Nürnberg (epd) - Viele Menschen sorgen sich wegen des Klimawandels und wollen nachhaltiger leben - aber deutlich weniger setzen dieses Ziel effektiv um. Die meisten überschätzen
die Effekte ihrer Handlungen im Alltag, sagte Autor und Psychologe Thomas Brudermann bei einer Lesung aus seinem Buch „Die Kunst der Ausrede“ am Montagabend in Nürnberg. Denn große
Umweltkampagnen hätten in der Vergangenheit Verhaltensweisen thematisiert, die zwar gut für die Umwelt sind, deren Effekt aber eher gering ist.
So sei beispielsweise das Ausschalten von Licht in Räumen, in denen man sich nicht aufhält, oder das Vermeiden von Einwegplastik sehr viel weniger effektiv als eine vegane Ernährung oder ein
Verzicht aufs Fliegen. Leichter umzusetzende Verhaltensweisen würden häufig als Ausrede verwendet, um klimaschädliches Handeln an anderer Stelle moralisch zu rechtfertigen. „So viel Licht kann
ich aber in meinem ganzen Leben nicht ausschalten, dass ich eine Reise mit dem Flugzeug ausgleiche“, sagte der Nachhaltigkeitsforscher von der Universität Graz. Auch das Kompensieren von
Emissionen über Aufforstungsprojekte werde oft als Ausrede verwendet. „Eine Buche müsste für einen Hin- und Rückflug von Nürnberg nach Lissabon allerdings 80 Jahre lang wachsen. Das geht sich
also nicht aus.“
Mitorganisiert wurde die Lesung von der Initiative „Nürnberg autofrei“. Gänzlich auf ein Auto zu verzichten, gehöre zu den wirksamsten, aber auch zu den schwierigsten Alltagsentscheidungen für
die Nachhaltigkeit, skizziert Brudermann in seinem Buch. Das liege an dem Stellenwert des Autos für das Leben einiger Menschen, aber auch an den Strukturen, die einen Umstieg erschweren. „Die
Politik nimmt gern das Individuum in die Verantwortung, aber auch das ist oftmals eine Ausrede.“ Initiativen aus der Bevölkerung könnten durch den Druck von außen zur Veränderung beitragen.

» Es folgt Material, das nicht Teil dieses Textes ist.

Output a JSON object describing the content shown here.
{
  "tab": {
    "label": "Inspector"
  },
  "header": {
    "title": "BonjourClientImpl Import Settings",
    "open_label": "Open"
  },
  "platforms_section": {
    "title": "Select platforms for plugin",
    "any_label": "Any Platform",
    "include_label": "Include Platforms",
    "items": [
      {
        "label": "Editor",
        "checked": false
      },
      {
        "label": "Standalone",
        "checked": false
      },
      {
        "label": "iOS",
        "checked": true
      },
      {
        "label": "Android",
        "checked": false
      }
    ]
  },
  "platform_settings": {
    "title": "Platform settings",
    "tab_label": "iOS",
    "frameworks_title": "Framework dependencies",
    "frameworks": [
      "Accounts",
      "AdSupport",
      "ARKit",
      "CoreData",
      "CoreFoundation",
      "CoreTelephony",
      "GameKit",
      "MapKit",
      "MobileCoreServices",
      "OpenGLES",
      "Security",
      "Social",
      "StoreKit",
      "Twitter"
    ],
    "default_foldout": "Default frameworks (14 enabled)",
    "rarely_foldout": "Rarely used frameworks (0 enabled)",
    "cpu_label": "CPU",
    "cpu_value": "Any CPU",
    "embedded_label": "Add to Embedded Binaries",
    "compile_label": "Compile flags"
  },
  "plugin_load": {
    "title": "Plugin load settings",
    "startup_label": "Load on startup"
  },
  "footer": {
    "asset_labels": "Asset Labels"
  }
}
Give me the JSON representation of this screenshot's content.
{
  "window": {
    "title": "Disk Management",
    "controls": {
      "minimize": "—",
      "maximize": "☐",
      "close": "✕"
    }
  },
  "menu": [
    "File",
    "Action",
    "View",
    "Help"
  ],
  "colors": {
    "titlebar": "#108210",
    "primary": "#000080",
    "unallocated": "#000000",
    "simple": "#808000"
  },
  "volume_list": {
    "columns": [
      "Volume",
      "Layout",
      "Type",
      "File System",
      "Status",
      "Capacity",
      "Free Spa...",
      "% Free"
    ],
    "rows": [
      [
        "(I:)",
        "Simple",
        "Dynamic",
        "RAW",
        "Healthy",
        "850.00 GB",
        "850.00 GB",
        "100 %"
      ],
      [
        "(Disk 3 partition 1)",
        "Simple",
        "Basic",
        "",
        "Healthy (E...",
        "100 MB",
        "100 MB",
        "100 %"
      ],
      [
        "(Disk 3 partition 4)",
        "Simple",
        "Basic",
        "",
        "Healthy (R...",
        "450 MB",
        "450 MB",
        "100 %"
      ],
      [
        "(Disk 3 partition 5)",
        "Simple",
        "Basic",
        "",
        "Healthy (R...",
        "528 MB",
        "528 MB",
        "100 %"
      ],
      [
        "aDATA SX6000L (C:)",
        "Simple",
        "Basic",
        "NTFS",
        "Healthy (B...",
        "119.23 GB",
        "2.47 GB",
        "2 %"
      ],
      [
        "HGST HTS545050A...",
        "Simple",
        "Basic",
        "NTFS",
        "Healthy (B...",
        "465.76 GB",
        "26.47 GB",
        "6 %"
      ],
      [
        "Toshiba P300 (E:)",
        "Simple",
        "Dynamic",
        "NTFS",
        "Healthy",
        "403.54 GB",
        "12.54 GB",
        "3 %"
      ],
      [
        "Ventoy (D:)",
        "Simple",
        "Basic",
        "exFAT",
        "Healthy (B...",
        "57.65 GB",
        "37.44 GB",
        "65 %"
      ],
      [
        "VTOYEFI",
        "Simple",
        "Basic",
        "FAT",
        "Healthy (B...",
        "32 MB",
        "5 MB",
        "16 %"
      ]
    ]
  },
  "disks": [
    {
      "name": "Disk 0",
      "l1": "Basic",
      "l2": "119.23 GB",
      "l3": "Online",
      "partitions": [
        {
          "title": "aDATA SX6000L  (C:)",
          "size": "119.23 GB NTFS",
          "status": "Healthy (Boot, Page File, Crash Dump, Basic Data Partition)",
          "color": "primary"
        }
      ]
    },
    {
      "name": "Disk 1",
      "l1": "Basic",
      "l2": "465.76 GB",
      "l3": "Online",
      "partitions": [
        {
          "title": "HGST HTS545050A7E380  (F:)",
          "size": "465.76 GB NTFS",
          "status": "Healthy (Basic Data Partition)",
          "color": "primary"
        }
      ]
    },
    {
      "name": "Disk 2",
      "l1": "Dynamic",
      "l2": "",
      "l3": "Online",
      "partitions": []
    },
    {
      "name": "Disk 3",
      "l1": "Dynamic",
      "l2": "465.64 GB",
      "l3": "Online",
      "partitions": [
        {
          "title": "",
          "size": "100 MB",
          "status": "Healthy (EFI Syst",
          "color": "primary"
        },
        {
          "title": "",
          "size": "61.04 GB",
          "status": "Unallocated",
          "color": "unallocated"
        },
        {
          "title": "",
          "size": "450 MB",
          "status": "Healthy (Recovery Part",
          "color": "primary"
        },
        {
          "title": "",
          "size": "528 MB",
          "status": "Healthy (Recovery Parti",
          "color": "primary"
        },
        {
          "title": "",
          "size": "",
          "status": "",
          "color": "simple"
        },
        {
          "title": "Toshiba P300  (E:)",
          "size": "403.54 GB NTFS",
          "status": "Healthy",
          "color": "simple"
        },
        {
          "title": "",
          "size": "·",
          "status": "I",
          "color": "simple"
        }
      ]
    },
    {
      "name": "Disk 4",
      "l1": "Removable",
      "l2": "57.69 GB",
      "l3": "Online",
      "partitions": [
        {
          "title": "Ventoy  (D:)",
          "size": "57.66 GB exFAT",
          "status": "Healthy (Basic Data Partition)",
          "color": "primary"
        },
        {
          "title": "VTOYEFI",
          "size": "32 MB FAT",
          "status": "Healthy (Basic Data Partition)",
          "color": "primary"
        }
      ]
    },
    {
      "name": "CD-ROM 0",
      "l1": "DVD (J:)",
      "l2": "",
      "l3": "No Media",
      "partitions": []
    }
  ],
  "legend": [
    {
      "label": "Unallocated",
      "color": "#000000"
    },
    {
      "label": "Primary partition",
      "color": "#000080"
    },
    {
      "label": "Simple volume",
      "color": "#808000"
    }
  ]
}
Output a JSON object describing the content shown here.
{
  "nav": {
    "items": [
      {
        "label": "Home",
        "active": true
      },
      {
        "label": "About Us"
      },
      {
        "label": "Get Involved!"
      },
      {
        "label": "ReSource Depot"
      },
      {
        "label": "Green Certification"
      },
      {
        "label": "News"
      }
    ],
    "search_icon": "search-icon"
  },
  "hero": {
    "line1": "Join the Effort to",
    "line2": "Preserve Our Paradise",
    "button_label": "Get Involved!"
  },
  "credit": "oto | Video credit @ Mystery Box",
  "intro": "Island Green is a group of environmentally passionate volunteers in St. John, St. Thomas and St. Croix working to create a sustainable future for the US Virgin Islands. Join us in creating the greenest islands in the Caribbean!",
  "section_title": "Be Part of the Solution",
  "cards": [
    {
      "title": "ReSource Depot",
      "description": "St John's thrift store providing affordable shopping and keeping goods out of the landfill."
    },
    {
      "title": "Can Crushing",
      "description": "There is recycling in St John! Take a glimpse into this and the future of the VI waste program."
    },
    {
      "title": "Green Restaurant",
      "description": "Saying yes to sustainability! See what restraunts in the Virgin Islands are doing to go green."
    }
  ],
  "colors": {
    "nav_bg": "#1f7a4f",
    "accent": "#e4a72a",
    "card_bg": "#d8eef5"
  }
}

Für einen echten Wandel sei es außerdem wichtig, Aufgaben zusammen anzugehen, statt sich gegenseitig die Verantwortung zuzuschieben, ist Brudermann überzeugt. Ideen zur Nachhaltigkeit müssten mit
möglichst vielen Menschen aus unterschiedlichen sozio-ökonomischen Gruppen gemeinsam entwickelt werden. Ein gutes Beispiel dafür seien Klimaräte. Um nicht an der großen Aufgabe des Klimawandels
zu verzweifeln, brauche es neben berechtigter Sorge zudem auch positive Emotionen, wie einen gewissen Zweckoptimismus.